25 de janeiro de 2013

A tríade existencialista


Angelo P. Campos *

Carta 21 do Tarot de Marselha (Jean Noblet, 1650)
A escolha, a afirmação do valor, a responsabilidade, o engajamento...  tudo isso um homem pode suportar? Um homem pode assumir? Não é possível procurar a maneira que convém viver acreditando unicamente na ação individual. Supor que o engajamento individual não compromete o outro falsifica as relações, sendo conveniência de má fé. O contrário, porém, a autenticidade consigo mesmo, implica assumir a tríade do existencialismo: a angústia, o desamparo e o desespero.
A angústia representou a fonte de inúmeros ataques ao pensamento de Sartre. Explicitada em seus romances e no ensaio de ontologia fenomenológica O Ser e o Nada, é apenas indicada em O Existencialismo é um Humanismo, amenizada, inclusive: “Trata-se de uma angústia simples, que todos aqueles que já tiveram responsabilidades conhecem” (SARTRE, 2010,30). A angústia apresenta-se irremediavelmente conjugada à responsabilidade.

O desamparo é a consequência do fato assumido de que Deus não existe. Porém aqui, Sartre diferencia-se dos demais ateus e mesmo dos humanistas. Para esses, não havendo Deus – hipótese inútil – ainda há um a priori de alguns valores universais, ainda há uma “natureza humana” focada no bem. Ao contrário, para o existencialista, se Deus não existe, o incômodo é mais extenso, pois não existem também valores universais a priori, nem natureza humana alguma, nem nenhum bem inteligível. Eis o sentido do desamparo, irremediavelmente conjugado à liberdade absoluta. Eis o contexto da frase mais famosa do existencialismo: “O homem está condenado a ser livre” (SARTRE, 2010, 33).

Quanto ao desespero, Sartre define que a vontade própria ou as probabilidades da ação possível são as únicas ferramentas com que se pode contar. Estar entregue ao domínio das probabilidades, algo da ordem da vida que não se pode mudar, algo a que não se tem acesso. Algo fora do domínio humano. Mas contar com a probabilidade só é possível no momento em que a ação humana se conforma às possibilidades. Fora isso, resta apenas um sofrimento sem sentido.
Nisso também consiste a resposta de Sartre quanto ao problema do quietismo. Ao contrário do que proclamado pelos críticos, o existencialismo é uma filosofia da ação, radicalmente oposta ao quietismo. A realidade almejada pelo homem está no ato de projetar-se. Ele jamais se realiza no quietismo.

Para o existencialismo “só existe realidade na ação”. Pensar, sonhar, criar expectativas ou mesmo ter esperanças e cultivar a vida nesse entorno redunda na inutilidade e no malogro.
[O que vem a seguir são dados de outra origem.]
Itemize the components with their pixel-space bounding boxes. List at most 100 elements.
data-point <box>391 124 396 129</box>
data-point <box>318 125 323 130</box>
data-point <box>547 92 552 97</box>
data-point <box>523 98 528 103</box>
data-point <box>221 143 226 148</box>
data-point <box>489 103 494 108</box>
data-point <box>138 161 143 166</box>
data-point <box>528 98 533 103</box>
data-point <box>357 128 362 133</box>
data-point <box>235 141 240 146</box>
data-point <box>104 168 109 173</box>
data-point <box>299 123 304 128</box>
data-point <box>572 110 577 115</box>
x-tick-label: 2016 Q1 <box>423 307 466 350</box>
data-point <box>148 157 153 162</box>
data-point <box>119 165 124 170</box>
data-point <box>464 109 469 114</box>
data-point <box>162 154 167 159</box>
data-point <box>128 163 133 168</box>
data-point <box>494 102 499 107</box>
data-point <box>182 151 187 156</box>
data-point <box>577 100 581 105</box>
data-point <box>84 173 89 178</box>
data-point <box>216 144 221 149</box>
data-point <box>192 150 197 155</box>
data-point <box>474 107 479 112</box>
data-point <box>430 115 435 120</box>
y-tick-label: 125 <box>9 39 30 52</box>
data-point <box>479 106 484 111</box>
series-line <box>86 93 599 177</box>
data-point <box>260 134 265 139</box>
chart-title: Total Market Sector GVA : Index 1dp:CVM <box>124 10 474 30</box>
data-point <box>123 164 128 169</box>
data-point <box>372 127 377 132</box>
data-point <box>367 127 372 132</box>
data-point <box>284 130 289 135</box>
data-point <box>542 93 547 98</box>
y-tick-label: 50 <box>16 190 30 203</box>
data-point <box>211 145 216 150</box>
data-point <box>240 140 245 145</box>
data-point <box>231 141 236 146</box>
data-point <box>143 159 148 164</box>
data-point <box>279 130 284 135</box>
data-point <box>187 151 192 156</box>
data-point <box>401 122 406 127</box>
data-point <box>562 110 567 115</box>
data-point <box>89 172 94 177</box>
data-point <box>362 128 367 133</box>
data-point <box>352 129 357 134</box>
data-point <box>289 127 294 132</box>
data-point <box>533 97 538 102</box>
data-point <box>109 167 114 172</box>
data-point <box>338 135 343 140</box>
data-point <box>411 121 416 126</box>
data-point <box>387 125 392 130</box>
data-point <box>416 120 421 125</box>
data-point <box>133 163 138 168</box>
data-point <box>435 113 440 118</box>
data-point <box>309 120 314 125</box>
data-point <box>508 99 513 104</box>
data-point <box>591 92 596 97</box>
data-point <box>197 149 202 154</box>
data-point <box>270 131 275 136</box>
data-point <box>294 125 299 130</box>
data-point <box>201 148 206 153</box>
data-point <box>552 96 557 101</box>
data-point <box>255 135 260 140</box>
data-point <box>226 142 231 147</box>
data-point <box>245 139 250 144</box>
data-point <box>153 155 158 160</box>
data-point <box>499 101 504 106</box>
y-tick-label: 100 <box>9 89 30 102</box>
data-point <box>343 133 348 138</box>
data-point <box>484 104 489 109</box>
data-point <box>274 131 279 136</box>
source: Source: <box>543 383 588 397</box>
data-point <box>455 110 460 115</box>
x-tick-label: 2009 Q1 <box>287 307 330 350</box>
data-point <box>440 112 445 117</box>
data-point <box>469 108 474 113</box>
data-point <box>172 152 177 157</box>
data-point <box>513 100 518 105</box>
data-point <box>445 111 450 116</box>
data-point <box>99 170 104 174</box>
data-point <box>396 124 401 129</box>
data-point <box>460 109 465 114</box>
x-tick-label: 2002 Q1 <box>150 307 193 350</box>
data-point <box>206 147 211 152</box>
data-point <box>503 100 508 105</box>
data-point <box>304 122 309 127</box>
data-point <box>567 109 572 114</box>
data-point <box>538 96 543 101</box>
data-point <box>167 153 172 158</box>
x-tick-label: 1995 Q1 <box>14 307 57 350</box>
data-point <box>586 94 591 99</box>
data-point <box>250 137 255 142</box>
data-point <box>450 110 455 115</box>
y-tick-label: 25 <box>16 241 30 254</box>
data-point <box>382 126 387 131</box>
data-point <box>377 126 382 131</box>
Um homem é, e será sempre, aquilo que fizer de si mesmo, i. e., aquilo que realizar. Nada mais. A dureza desse pensamento é uma “dureza otimista”. Pretende mostrar que, para além das influências do meio, da sociedade, da constituição fisiológica e de qualquer tipo de determinismo a sossegar o espírito, inegavelmente há uma possibilidade de escolha. Não uma escolha qualquer, mas aquela pela qual nos tornamos responsáveis. É esta, e somente esta escolha, a portadora da autenticidade da ação, mesmo quando nada há de heróico nela.
O que, segundo Sartre, a maioria de seus críticos e, de um modo geral a maioria das pessoas se recusa aceitar é a dureza otimista, a exigência de engajamento. Se levarmos em consideração o momento histórico da exposição dessas teses e a condição geral da Europa pós-guerra, o discurso existencialista parece demasiado radical e talvez não seja estranha a dimensão da recusa ou a dificuldade em compreendê-lo. No entanto, no transcurso de sete décadas, o que resta ao homem do trato com a liberdade? E em que medida se pode afirmar o assunto da responsabilidade?

O cenário do mundo contemporâneo não transita por esse ideário. A civilização que se quer “mundial” (esta que se autodenomina “aldeia global”) dialoga com a inautenticidade. O contrário dela é o existencialismo, filosofia para poucos. Não é possível aceder a ela sem atravessar uma crise. Nisso, há que se cultivar a “dureza otimista”. Porque não há definidor melhor para a atualidade do que este: momento de crise. De resto, pergunto-me se não foi mesmo sempre assim. Será?

* O autor contenta-se em ser Jardineiro. Nas horas vagas dedica-se a funções de menor mérito tais como a filosofia e a psicanálise.